I have some SPL that generates a table that looks like this for several builds of a job:
Prepare | 1.003 |
Execute Test | 44.544 |
Collate Results | 556.44 |
Post | 23.33 |
And it outputs this for each build that matches the SPL query. I want to be able to calculate the average time elapsed per stages{}.name to each stages{}.duration returned. When I use avg(stages{}.duration), it seems to average over all of the results in a way that isn't coherent.
For instance, I want to display a bar chart that gives you a chart of the following table:
Prepare | <Average of Prepare stage> |
Execute Test | <Average of Execute Test stage> |
Collate Results | <Average of Collate Results stage> |
Post | <Average of Post stage> |
You do not have to share proprietary events. But corporate guidelines will not prevent you from anonymizing data. For volunteers to help, you should illustrate key features/structure/format of your data, replacing every string if needed.
Based one what you have divulged so far, I deduce that you have something like
{"stage": [{"name":"Prepare", "duration": 1.003}, {"name":"Execute Test", "duration": 44.544}, {"name":"Collate Results", "duration": 556.44}, {"name":"Post", "duration": 23.33}]}
If you illustrate your data like this, I don't think your corporate tzar will mind. You would have saved volunteers tons of time reading mind.

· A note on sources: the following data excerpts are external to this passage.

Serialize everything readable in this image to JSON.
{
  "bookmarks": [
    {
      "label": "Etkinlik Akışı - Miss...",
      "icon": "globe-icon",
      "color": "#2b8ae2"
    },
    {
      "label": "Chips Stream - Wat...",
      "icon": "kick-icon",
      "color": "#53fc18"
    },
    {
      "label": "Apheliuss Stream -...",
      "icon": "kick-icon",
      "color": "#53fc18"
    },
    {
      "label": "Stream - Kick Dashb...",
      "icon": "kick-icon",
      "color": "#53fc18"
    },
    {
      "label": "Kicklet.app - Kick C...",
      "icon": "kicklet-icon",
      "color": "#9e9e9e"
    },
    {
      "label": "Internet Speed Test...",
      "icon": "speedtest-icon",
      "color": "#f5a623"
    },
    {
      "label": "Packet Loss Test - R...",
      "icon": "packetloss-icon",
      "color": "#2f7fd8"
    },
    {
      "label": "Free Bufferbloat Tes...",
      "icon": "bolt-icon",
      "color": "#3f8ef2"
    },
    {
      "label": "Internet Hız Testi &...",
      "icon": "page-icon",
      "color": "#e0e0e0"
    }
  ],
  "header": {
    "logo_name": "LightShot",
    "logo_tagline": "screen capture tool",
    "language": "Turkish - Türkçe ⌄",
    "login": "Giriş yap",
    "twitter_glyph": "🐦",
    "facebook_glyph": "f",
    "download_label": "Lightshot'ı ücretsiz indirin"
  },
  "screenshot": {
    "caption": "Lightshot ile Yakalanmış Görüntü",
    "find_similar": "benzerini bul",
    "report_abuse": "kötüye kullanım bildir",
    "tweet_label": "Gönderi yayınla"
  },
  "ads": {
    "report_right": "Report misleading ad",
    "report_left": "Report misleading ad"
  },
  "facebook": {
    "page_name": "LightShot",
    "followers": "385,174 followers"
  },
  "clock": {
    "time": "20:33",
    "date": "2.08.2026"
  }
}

I am not sure what you mean by "mvexpand seems to do nothing." If your raw event is anything like the above, spath + mvexpand is exactly the pathway to solution.
| spath path=stage{}
| mvexpand stage{}
| spath input=stage{}
| stats avg(duration) as avg_duration by name
Using that single data point, the output is
name | avg_duration |
Collate Results | 556.44 |
Execute Test | 44.544 |
Post | 23.33 |
Prepare | 1.003 |
Below is a data emulation you can play with and compare with real data.
| makeresults
| eval _raw = "{\"stage\": [{\"name\":\"Prepare\", \"duration\": 1.003},
{\"name\":\"Execute Test\", \"duration\": 44.544},
{\"name\":\"Collate Results\", \"duration\": 556.44},
{\"name\":\"Post\", \"duration\": 23.33}]}"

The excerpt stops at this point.